Optimizing Post-Pandemic Leverage
One of the best parts of the Hologic story in my view is how the company has run with the opportunities that the pandemic created. The company’s diagnostics business is 40% larger than it was before Covid-19, and the MDx business is more than 80% larger, with the Panther installed base nearly doubling from 1,700 in 2019 to around 3,300 now.
Better yet, these systems aren’t just collecting dust. Over a third of the base is using more than four assays on a regular basis, versus less than 20% before, and the success of BV CV/TV shows what a compelling new panel can do given that sizable installed base.
To that end, I believe Hologic has leveraged this strength to gain share from companies like Siemens Healthineers, and I believe this strength is likely to persist, particularly with Hologic looking to roll out additional testing panels over time.
Hologic generated substantial free cash flow through the pandemic (over $2B in FY’21 and FY’22 and close to $1B in FY’23), and that money has gone toward deleveraging, share buybacks, and building the business through M&A. Importantly, I don’t believe that the company has been tossing money at M&A just because they can afford to – the deals the company has done (Acessa, Biotheranostics, Bolder, Diagenode, Mobidiag, and Somatex) all seem reasonable as bolt-on transactions.

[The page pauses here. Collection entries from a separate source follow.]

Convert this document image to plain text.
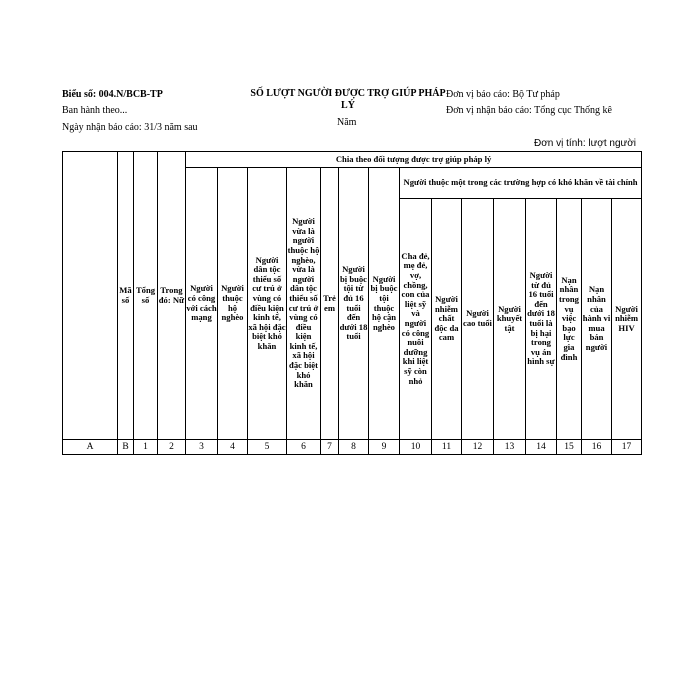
Biểu số: 004.N/BCB-TP
Ban hành theo...
Ngày nhận báo cáo: 31/3 năm sau
SỐ LƯỢT NGƯỜI ĐƯỢC TRỢ GIÚP PHÁP LÝ
Năm
Đơn vị báo cáo: Bộ Tư pháp
Đơn vị nhận báo cáo: Tổng cục Thống kê
Đơn vị tính: lượt người
	Mã số	Tổng số	Trong đó: Nữ	Chia theo đối tượng được trợ giúp pháp lý														
				Người có công với cách mạng	Người thuộc hộ nghèo	Người dân tộc thiểu số cư trú ở vùng có điều kiện kinh tế, xã hội đặc biệt khó khăn	Người vừa là người thuộc hộ nghèo, vừa là người dân tộc thiểu số cư trú ở vùng có điều kiện kinh tế, xã hội đặc biệt khó khăn	Trẻ em	Người bị buộc tội từ đủ 16 tuổi đến dưới 18 tuổi	Người bị buộc tội thuộc hộ cận nghèo	Người thuộc một trong các trường hợp có khó khăn về tài chính							
											Cha đẻ, mẹ đẻ, vợ, chồng, con của liệt sỹ và người có công nuôi dưỡng khi liệt sỹ còn nhỏ	Người nhiễm chất độc da cam	Người cao tuổi	Người khuyết tật	Người từ đủ 16 tuổi đến dưới 18 tuổi là bị hại trong vụ án hình sự	Nạn nhân trong vụ việc bạo lực gia đình	Nạn nhân của hành vi mua bán người	Người nhiễm HIV
A	B	1	2	3	4	5	6	7	8	9	10	11	12	13	14	15	16	17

The latest, Endomagnetics, cost the company $310M for $35M in revenue, which is admittedly steep, but breast surgery localization and lymphatic tracing technology is very complementary with the existing business and given that most of Endomagnetics’s sales have been through indirect distributors, there’s a meaningful execution-based sales growth opportunity here.
The Outlook
The biggest issue I still have with Hologic is that I think management’s 5% to 7% growth target will be tough to reach. I’m looking for long-term growth of around 5%, and while I do think there are attractive opportunities in areas like MDx, there are limits to how fast you can develop new panels and how many panels can really move the needle on revenue. M&A could boost that revenue figure, but I don’t model in any assumed M&A.

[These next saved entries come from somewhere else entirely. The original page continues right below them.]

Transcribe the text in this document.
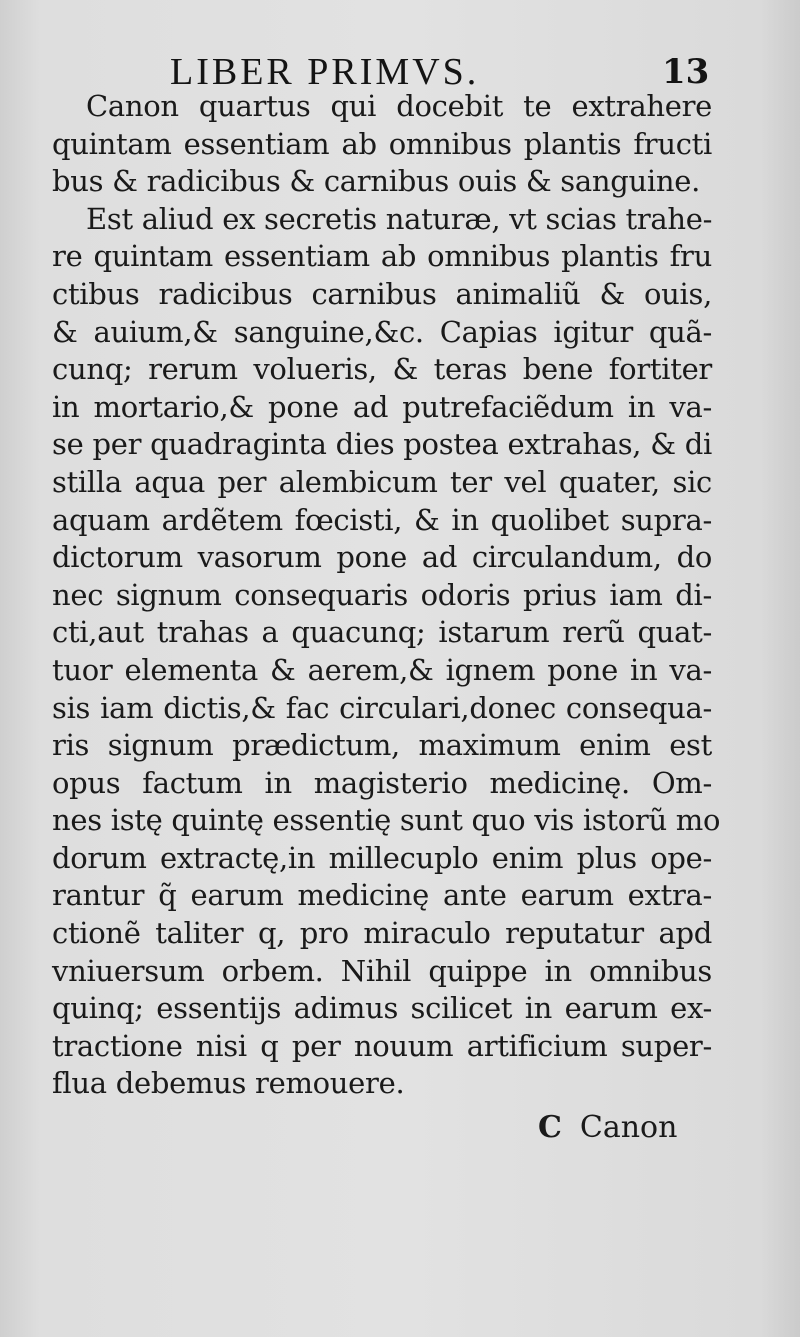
LIBER PRIMVS.	13
Canon quartus qui docebit te extrahere
quintam essentiam ab omnibus plantis fructi
bus & radicibus & carnibus ouis & sanguine.
Est aliud ex secretis naturæ, vt scias trahe-
re quintam essentiam ab omnibus plantis fru
ctibus radicibus carnibus animaliũ & ouis,
& auium,& sanguine,&c. Capias igitur quã-
cunq; rerum volueris, & teras bene fortiter
in mortario,& pone ad putrefaciẽdum in va-
se per quadraginta dies postea extrahas, & di
stilla aqua per alembicum ter vel quater, sic
aquam ardẽtem fœcisti, & in quolibet supra-
dictorum vasorum pone ad circulandum, do
nec signum consequaris odoris prius iam di-
cti,aut trahas a quacunq; istarum rerũ quat-
tuor elementa & aerem,& ignem pone in va-
sis iam dictis,& fac circulari,donec consequa-
ris signum prædictum, maximum enim est
opus factum in magisterio medicinę. Om-
nes istę quintę essentię sunt quo vis istorũ mo
dorum extractę,in millecuplo enim plus ope-
rantur q̃ earum medicinę ante earum extra-
ctionẽ taliter q, pro miraculo reputatur apd
vniuersum orbem. Nihil quippe in omnibus
quinq; essentijs adimus scilicet in earum ex-
tractione nisi q per nouum artificium super-
flua debemus remouere.
C Canon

As far as positive drivers go, new screening guidelines from the USPSTF did lower the recommended age of breast cancer screenings to 40 (from 50), but still recommend every other year screening (as opposed to annual screening that some want to see). New guidelines for HPV and cervical cancer screening will come out at some point, but I see more risk than benefit here, as the task force could opt to recommend primarily HPV testing versus the co-testing that is the current standard of practice.
On the margin side, Hologic isn’t going to enjoy the windfall profit margins that the pandemic allowed, so 40%+ EBITDA margins are not a reasonable expectation. Still, the margin of around 32% compares pretty well to most peers, and I expect that to improve almost a point to over 33% next year, with further growth still possible beyond that. I do think that free cash flow margin can move from the low-to-mid-20%’s to the mid-to-high-20%’s over time, driving around 6% annualized FCF growth.
Between discounted free cash flow and growth/margin-driven EV/revenue, I think Hologic trades pretty much where it ought to; discounted cash flow suggests high single-digit annualized return potential, while growth and margins support a 4.75x forward revenue margin that works out to a fair value of about $83.
The Bottom Line
It’s possible that med-tech, which has re-rated up off the lows of the fall of 2023 could re-rate higher, but I don’t like counting on that given that valuations are pretty close to longer-term normal levels now. Likewise, Hologic could outperform my expectations or find value-additive M&A. As is, though, I think this is a decent enough hold, but I don’t see the upside I’d like to see before getting more bullish.